Tuesday, August 3, 2010: 8:00 AM
408, David L Lawrence Convention Center
Olivier Broennimann, Ecology & Evolution, University of Lausanne, Lausanne, Switzerland
Background/Question/Methods
Concerns over global change and recent findings about niche dynamics in evolutionary and community contexts highlight the need for robust methods to quantify niche differences between or within taxa. We propose a statistical framework to describe and compare niches in a gridded environmental space. This framework can be used to compare any taxonomical, geographical or temporal groups of occurrences (e.g. sister taxa, subspecies, native/invasive populations, species distributions before/after climate change).

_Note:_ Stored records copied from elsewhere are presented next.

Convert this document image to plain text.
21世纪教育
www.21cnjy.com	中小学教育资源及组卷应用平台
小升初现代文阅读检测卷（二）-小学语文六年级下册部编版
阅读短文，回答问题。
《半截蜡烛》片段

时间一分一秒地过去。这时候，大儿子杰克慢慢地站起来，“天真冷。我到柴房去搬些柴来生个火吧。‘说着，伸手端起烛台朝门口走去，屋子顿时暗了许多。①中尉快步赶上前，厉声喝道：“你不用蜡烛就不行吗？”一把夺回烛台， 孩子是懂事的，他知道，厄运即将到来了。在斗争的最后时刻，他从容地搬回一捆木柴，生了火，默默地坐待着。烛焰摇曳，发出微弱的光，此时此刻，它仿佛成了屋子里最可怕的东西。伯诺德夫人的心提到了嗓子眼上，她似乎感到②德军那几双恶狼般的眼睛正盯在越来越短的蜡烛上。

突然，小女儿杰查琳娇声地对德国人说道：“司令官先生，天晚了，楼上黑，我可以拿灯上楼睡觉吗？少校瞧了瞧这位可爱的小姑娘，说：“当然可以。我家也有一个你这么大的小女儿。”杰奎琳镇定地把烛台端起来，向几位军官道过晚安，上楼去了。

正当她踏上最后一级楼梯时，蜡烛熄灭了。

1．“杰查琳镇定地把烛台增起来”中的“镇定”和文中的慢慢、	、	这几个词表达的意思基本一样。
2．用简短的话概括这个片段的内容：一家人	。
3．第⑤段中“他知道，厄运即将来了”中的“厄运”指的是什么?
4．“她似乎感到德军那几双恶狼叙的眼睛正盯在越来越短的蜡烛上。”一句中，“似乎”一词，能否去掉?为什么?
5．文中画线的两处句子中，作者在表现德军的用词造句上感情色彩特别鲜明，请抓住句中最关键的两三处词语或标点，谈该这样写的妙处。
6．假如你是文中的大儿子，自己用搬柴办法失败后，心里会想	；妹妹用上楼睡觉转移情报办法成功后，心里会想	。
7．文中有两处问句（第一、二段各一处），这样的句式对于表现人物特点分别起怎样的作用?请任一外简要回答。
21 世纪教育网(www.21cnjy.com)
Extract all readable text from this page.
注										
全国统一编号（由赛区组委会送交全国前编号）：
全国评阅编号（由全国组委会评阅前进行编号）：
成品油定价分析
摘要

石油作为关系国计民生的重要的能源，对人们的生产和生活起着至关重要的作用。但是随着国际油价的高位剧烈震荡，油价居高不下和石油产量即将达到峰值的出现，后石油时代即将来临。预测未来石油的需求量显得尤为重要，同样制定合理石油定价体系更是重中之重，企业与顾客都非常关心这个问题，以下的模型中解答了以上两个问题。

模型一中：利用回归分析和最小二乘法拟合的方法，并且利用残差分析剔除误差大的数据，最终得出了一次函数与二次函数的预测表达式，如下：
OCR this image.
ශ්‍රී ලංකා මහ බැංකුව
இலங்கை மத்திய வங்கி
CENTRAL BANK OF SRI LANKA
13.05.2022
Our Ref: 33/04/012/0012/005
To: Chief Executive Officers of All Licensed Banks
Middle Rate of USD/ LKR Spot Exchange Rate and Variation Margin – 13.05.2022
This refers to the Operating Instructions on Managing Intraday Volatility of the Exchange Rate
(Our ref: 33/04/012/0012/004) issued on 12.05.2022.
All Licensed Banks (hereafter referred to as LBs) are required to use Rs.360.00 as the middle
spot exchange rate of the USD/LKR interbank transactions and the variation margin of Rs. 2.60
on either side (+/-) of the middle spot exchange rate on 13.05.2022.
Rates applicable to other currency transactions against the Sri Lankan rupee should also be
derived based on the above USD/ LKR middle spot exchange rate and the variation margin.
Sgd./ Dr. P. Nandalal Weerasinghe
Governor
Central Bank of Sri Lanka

We evaluate within this framework several ordination methods for quantifying niche overlap using simulated species with predefined distributions and amounts of niche overlap. The framework involves three steps: calculation of the density of occurrences along the environmental axes of a multivariate analysis, measurement of niche overlap along these axes, and statistical test of niche equivalency and similarity. We illustrate the approaches on the invasive spotted knapweed.

Results/Conclusions
Our results suggest that ordination techniques strongly differ in their ability to quantify niche differences. We show that failure to account for differences in climate availability leads to systematic biases. Among the techniques we considered, PCA-env (i.e. PCA calibrated on the entire range of climatic variability found in the study area) provided the best results. PCA-env is less prone to artificially maximizing differences between species distributions that are not ecologically relevant. We confirm earlier finding that spotted knapweed experienced measurable changes in its environmental niche as it invaded North America, leading to the rejection of the niche equivalency hypothesis. We provide a framework to measure species’ niche overlap that minimizes biases due to sampling, grid resolution and differences in availability of environmental conditions. It also allows performing statistical tests of niche conservatism.  Testing for niche similarity is useful to assess how closely related taxa retain similar niches within phylogenetic trees and explore evolutionary hypotheses. Testing for niche equivalency is useful to assess how successfully niche models can be transferred from one region to another, for instance to predict biological invasions, or from one period to another, for instance to predict species range shift in response to climate change.